Does fine-tuning on NLI tasks reduce or amplify frequency bias?
This explores whether training a model specifically on natural language inference (NLI) — the task of judging whether one sentence implies another — actually teaches reasoning, or whether it just sharpens a shortcut the model already had.
This explores whether fine-tuning on NLI teaches genuine inference or just deepens a statistical shortcut — and the corpus answers clearly: it amplifies frequency bias rather than reducing it. The core finding is that NLI fine-tuning makes a model lean harder on which words appear more often in its training corpus (hypernyms like 'animal' are more common than hyponyms like 'beagle'), and it uses that frequency signal as a proxy for entailment. The tell is adversarial cases: when the frequency pattern points one way but the actual entailment label points the other, fine-tuned models do worse than before. The shortcut didn't get corrected by training — it got entrenched Does fine-tuning on NLI teach inference or amplify shortcuts?.
Why would more training make a bias stronger instead of weaker? A complementary line in the corpus suggests the bias isn't really created by fine-tuning at all — it's planted during pretraining and only nudged afterward. A causal study using random seeds and cross-tuning found that models sharing a pretrained backbone show the same bias patterns no matter what data you fine-tune them on; fine-tuning modulates, it doesn't author Where do cognitive biases in language models come from?. Read together, the two notes tell one story: the frequency prior lives deep in the weights, and a task like NLI — where frequency happens to correlate with the right answer most of the time — gives the model a reason to rely on it even more.
This is an instance of a broader pattern worth seeing: strong training-time priors override what's actually in front of the model. Language models routinely ignore information in their context when parametric knowledge from training is confident, and plain prompting can't talk them out of it — you need to intervene in the representations themselves Why do language models ignore information in their context?. NLI frequency bias is the same dynamic at the level of a single inference: the corpus-level prior outshouts the semantic relationship the task is supposed to test.
The amplification effect also isn't unique to NLI or to supervised fine-tuning.
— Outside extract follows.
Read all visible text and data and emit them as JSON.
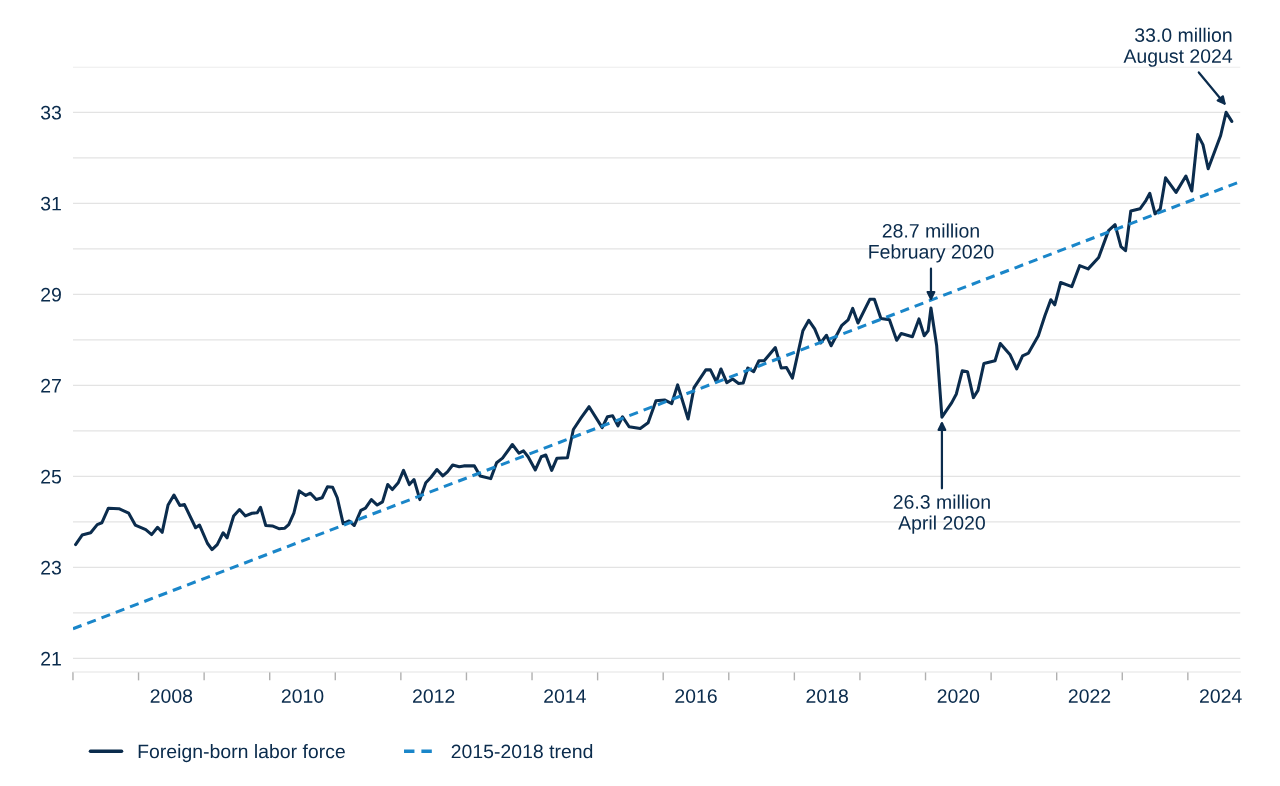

Reinforcement learning shows a structurally similar move — RL post-training latches onto one dominant format already present in the pretraining distribution and suppresses the alternatives, often within a single epoch, picking the winner by prevalence rather than by performance Does RL training collapse format diversity in pretrained models?. Different objective, same gravitational pull toward whatever the base model already does most. And the reason these shortcuts survive is that surface statistics genuinely capture a lot: models that ace easy NLI nonetheless fail systematically on deeper structure, misreading embedded clauses and complex grammar as syntactic depth increases — evidence that statistical pattern-matching and real grammatical understanding are different things wearing the same score Why do large language models fail at complex linguistic tasks?.
The thing you didn't know you wanted to know: a benchmark improvement after fine-tuning can mean the model learned the *task* or learned a *correlate* of the task, and the two look identical until you build adversarial cases that pry them apart. NLI is a clean place to catch the difference — but the lesson generalizes to almost any fine-tuning result you're tempted to trust.
Sources 5 notes
NLI fine-tuning increases LLM reliance on corpus-level frequency patterns (hypernyms more common than hyponyms) rather than semantic relationships. Models perform worse on adversarial cases where frequency patterns contradict actual entailment labels, showing the shortcut was learned more deeply.
A causal experiment using random-seed variation and cross-tuning showed that models sharing a pretrained backbone exhibit similar bias patterns regardless of finetuning data. Biases are planted during pretraining and merely swayed by instruction tuning.
Research demonstrates that LMs generate outputs inconsistent with their context because parametric knowledge from training dominates over in-context information. Textual prompting alone cannot override strong priors; causal intervention in representations is required.
Controlled experiments show RL consistently amplifies one format distribution from pretraining within the first epoch while collapsing alternatives. The winning format depends on model scale, not necessarily performance, and is largely hidden when starting from proprietary pretrained models.
Top-tier LLMs like Llama3-70b consistently misidentify embedded clauses, verb phrases, and complex nominals. Performance degrades predictably as syntactic depth increases, revealing that statistical learning captures surface patterns but not deep grammatical rules.